When I first came into sober living at New Life House, I had little to offer. All I ever really wanted was to have friends, and a community. I wanted to have something to give to those around me, and to feel needed. I tried my hardest to put off an image of myself, and try to be something I wasn’t, to attract attention while at the same time trying to pretend that I was “doing my own thing” and being an original person. That all changed after spending some time at New Life House, and discovering who I truly was, and what I had to give back.
Before I arrived in sober living, I always believed that I was “giving back”, by sharing the drugs or alcohol I had with friends, or bringing everyone in for the party. But when it came down to it, everything I did was for myself. Whatever I would share, I would look at it as a trade for the fact that I was lonely in my disease. It wasn’t because I was a giving person. Even if I did want to give out alcohol or drugs from the bottom of my heart, it wasn’t a benefit to the person receiving it in the first place. I could see that what I was doing was subjecting people I cared about to an unhealthy lifestyle, but I had no idea what else to do. I had no idea of who I was, and it was because of that confusion that I didn’t know what I had that could benefit people around me. It hadn’t crossed my mind that just by being a helpful person, a shoulder to cry on, or even an inspiration to someone, was better than any material gift, or a party favor. It took being in the house to figure all that out. All I ever really wanted was to have something to give that wasn’t material, but who knew I would find that something while living in a home with 29 other recovering alcoholics?

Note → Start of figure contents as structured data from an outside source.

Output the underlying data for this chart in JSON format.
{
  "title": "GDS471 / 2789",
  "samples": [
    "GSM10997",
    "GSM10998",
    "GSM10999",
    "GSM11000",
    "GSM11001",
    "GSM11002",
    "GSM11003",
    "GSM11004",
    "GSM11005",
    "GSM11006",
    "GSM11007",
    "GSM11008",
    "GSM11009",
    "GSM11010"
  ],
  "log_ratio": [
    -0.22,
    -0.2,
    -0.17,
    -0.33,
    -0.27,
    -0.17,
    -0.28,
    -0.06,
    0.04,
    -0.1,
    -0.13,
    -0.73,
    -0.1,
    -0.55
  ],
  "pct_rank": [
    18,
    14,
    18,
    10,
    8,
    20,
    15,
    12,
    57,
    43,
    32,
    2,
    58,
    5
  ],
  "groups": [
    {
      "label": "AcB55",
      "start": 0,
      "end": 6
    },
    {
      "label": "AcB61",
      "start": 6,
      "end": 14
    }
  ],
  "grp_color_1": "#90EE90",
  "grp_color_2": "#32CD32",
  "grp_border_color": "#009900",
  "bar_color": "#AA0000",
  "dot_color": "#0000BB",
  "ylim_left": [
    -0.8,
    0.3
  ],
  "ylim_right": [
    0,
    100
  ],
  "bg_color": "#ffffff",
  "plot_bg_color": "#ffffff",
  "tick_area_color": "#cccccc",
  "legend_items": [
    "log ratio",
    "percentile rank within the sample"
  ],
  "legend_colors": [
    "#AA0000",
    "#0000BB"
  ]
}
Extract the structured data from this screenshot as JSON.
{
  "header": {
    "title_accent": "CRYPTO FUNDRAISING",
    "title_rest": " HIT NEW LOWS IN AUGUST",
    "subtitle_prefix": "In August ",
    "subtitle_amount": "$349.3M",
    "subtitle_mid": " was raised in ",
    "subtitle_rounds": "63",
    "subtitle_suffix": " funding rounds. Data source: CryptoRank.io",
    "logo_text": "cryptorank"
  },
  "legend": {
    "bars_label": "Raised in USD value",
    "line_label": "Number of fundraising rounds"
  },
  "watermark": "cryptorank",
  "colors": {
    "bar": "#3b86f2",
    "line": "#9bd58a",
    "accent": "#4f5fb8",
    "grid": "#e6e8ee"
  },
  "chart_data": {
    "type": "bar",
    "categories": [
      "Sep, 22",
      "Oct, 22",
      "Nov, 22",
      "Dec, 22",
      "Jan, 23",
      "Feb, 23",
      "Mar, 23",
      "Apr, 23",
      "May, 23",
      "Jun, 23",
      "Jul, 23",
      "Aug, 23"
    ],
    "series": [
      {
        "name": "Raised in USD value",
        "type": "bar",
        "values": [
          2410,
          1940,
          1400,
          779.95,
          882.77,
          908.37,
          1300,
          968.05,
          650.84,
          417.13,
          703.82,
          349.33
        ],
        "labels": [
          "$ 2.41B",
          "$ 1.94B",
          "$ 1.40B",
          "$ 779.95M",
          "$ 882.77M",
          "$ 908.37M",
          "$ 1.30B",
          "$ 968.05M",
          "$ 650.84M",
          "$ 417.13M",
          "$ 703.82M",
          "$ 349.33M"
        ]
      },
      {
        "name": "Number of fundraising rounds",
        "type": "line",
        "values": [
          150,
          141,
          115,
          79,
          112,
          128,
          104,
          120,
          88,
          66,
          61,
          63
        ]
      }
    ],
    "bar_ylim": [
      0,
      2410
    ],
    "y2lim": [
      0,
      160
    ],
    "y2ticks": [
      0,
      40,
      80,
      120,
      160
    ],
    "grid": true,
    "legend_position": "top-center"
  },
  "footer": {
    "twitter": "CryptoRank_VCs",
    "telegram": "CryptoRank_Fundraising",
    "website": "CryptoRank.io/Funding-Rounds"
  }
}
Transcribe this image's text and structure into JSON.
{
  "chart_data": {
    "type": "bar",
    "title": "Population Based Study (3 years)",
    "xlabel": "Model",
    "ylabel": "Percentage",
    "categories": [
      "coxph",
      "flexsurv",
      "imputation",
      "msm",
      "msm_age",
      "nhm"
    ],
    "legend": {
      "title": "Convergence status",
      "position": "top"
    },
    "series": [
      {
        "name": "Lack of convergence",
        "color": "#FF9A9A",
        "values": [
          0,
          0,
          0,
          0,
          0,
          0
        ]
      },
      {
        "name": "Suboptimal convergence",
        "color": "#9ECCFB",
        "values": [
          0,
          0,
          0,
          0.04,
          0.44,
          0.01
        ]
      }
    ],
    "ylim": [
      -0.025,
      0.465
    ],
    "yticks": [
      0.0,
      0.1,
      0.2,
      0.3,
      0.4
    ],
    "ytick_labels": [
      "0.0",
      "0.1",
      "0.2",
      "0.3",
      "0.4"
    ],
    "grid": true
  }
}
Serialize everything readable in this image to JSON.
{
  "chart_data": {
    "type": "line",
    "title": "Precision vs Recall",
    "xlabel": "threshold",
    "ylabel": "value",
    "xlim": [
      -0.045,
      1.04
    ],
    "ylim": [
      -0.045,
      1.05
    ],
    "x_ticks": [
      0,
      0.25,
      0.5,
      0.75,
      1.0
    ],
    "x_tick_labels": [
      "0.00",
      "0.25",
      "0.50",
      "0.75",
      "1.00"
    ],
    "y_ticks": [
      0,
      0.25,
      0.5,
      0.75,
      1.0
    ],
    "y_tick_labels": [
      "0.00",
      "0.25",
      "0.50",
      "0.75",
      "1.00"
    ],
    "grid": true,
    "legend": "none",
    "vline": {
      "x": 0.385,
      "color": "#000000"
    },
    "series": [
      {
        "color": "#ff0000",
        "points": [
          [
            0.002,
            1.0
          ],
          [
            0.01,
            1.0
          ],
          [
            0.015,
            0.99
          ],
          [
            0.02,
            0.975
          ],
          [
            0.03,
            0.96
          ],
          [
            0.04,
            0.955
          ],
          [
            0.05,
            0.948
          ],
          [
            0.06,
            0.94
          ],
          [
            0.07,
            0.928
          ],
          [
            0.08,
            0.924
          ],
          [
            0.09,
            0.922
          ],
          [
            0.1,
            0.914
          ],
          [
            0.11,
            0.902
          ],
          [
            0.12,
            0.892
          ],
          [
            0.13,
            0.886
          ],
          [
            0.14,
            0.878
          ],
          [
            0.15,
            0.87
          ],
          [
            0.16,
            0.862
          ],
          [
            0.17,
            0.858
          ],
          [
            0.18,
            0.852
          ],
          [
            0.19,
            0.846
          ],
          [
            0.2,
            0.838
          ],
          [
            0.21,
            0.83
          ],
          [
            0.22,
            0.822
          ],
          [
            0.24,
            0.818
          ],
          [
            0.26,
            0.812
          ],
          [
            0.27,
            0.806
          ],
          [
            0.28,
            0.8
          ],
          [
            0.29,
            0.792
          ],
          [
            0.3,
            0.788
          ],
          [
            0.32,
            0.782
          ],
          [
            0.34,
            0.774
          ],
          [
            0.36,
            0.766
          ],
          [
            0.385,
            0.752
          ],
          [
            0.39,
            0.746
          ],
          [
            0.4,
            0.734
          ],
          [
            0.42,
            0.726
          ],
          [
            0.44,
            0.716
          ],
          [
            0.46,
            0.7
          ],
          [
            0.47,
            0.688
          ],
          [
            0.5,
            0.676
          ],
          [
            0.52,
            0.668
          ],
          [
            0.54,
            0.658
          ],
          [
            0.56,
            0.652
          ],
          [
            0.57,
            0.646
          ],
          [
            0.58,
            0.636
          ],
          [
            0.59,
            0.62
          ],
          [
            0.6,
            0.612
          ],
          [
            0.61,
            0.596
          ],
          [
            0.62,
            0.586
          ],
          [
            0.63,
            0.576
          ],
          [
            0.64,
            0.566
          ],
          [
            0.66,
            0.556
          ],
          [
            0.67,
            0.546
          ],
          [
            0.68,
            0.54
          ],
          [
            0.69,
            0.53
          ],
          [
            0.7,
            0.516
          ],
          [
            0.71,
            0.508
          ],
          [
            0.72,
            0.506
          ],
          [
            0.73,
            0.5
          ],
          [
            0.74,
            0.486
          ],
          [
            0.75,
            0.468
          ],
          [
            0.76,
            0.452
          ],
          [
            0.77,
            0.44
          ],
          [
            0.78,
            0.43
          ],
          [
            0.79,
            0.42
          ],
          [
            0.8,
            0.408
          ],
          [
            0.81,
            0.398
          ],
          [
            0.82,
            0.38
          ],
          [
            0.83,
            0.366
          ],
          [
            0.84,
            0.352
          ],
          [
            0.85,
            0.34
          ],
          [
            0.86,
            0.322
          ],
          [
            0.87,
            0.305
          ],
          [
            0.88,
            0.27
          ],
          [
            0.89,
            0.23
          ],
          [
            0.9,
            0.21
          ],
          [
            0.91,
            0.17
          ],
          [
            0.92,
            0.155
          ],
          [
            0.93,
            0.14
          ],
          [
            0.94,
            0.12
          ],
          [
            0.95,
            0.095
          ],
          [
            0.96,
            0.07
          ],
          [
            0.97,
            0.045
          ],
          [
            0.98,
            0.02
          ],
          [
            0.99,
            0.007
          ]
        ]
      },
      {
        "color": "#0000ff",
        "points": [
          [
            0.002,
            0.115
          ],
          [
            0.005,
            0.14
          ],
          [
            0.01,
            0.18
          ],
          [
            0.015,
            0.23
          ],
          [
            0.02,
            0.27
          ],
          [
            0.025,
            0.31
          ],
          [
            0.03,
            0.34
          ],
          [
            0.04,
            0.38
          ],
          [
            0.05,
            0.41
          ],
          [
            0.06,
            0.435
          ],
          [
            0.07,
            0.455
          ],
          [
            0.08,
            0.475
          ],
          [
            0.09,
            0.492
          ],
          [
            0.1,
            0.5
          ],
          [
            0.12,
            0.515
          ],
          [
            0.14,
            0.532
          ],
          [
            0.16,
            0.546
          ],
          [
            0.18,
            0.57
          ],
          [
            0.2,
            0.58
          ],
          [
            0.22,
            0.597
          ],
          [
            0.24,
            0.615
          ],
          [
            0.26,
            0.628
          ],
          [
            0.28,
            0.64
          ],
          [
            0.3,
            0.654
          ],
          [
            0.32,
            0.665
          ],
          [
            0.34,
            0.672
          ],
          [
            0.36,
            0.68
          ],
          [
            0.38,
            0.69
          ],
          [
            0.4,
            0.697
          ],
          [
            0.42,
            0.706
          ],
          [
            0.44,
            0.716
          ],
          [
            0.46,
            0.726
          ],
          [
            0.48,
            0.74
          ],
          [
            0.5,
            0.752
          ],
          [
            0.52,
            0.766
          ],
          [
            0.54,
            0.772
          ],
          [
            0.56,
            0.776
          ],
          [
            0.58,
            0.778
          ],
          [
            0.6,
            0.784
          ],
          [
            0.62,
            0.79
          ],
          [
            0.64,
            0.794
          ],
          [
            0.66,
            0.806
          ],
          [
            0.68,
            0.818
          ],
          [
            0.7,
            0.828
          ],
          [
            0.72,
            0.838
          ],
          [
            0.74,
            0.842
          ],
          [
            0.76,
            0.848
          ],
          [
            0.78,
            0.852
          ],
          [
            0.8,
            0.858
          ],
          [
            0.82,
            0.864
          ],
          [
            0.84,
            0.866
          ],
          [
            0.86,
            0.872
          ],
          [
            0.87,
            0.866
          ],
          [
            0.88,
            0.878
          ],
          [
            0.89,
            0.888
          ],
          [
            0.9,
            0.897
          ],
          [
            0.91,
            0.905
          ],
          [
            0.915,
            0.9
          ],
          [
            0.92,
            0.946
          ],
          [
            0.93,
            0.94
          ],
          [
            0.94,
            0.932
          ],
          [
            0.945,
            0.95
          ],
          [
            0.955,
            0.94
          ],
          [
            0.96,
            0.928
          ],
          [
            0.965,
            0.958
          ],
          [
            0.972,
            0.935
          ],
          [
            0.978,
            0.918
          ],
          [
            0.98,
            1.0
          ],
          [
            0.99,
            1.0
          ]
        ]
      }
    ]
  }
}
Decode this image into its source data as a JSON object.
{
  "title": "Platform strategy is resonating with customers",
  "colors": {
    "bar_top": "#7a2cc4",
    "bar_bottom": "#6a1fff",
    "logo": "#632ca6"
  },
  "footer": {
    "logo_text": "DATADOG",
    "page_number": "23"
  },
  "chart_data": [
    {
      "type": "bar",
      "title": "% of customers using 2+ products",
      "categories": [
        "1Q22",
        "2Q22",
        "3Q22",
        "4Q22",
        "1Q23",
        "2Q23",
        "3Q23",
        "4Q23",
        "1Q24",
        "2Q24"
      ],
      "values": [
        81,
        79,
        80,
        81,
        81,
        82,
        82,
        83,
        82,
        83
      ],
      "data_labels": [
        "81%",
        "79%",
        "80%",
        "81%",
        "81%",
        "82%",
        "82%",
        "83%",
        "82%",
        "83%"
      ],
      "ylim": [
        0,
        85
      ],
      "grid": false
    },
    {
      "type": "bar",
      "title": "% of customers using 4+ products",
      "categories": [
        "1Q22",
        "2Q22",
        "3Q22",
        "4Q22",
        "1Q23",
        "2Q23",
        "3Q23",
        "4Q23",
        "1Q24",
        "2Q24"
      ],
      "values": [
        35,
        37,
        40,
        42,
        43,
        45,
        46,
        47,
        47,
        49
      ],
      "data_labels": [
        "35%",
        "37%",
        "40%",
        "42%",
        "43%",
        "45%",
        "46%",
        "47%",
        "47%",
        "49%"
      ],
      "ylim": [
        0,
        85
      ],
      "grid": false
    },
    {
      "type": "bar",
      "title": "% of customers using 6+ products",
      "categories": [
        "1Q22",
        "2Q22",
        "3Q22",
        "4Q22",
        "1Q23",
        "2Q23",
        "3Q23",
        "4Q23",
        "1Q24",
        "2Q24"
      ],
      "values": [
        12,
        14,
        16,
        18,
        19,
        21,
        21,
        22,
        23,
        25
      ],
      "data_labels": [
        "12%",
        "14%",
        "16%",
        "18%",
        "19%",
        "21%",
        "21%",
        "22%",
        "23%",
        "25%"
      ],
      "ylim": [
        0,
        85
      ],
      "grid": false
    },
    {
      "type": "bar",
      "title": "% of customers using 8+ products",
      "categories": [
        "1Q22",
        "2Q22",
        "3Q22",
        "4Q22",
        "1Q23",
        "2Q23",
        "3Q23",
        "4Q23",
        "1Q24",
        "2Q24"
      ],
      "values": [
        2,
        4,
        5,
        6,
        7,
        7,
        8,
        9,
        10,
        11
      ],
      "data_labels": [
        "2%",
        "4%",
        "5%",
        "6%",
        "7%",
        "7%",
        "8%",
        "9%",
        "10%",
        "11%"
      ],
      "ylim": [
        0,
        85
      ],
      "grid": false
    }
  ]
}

During the first few months of being in New Life, I still had a false idea of who I was and what I wanted to be. I really wanted to be the thug. Or the punk. Or the misunderstood guy. Honestly, I didn’t know what I wanted to be. I just wanted to be anything that didn’t make me feel like the short, skinny, odd guy that I was. Because I had this sort of complex about myself, I would act out and react towards situations in a way that made me hard to be around. I had a bad attitude and demeanor, and I loved to be the center of attention. Although, when I finally got that attention I would just act like I wanted to be left alone. This is often the case for people newer in sober living, or even for young alcoholics in general. It just took me a bit longer than most to finally start to turn things around. But, needless to say, a lot of time was spent on me, and a lot of people took the time to try to help me see my defects of character. At the time I hated it, and I didn’t understand why they even bothered. I viewed it as an attack until one day someone told me “When you’re happy, you light up the whole room. And everyone feels it. But, when you’re in a bad mood you have the ability to bring everyone down…” It seemed like a small thing to say, but for me it meant a lot. If all I ever really wanted was to have something to give, then that’s perfect. I can give people a better mood. I could make someone’s day better and give a fellow alcoholic hope.
That’s when all of the time spent on me started to sink in. It was hard to hear in the moment when people were telling me what I could work on to improve. It turns out though, that all of that turned into experience I can share with other people who are struggling with the same thing. I had a lot of things that I struggled with, and I still work on those things every day. But I look at it like it’s a blessing that more people can relate to what I have gone through. Ever since that realization, I have tried to dedicate more time to trying to improve someone else’s day.
The times that I can see myself giving back the most is when I am at an Alcoholics Anonymous meeting, and I see someone newer in the program struggling to stay sober. They will share and I instantly can see that I relate. It’s a beautiful thing to go over and talk to this person, have a conversation, and see the difference in someone’s attitude. Whether I am relating to this person, making them laugh, or even just listening to them tell me their story, it’s a great feeling to know that I might have improved someone’s mood. There was one time at my favorite meeting that someone there was newly sober. This person had gone through the ringer with family problems, emotional struggles, institutions, and everything. He explained how hard it was the past couple weeks to stay sober because of a new living situation, and I completely understood. After talking with him for a while I offered him my number and he started texting me right after the meeting. He continues to talk to me to this day. He seems to have been given hope for the future. The inspiration he gained was from working the steps, but I can take solace in the fact that after spending my time with him that night, he had a smile on his face and stayed sober one more night. He also has a new friend to contact, and a bigger community to walk down the road of sobriety with. That is just one small example in a long list of times things like that have happened since graduating New Life House.
Because all of my friends in the sober living spent their time and effort trying to help me, it’s only my duty to try to give that love and care back to the world. To me, that is what giving back means. It means that others cared about me like I was family, and I became a new person. I’m happier then I would ever have thought possible, and it’s all thanks to those around me giving me their time. Giving that back means that everything that I have learned needs to be given away to someone else, so that person can give it again. It’s because of this cycle that Alcoholics Anonymous has been able to help so many alcoholics through the years. I am very proud to be a part of something so big and beneficial, and I never would have found the meaning of giving back without New Life House.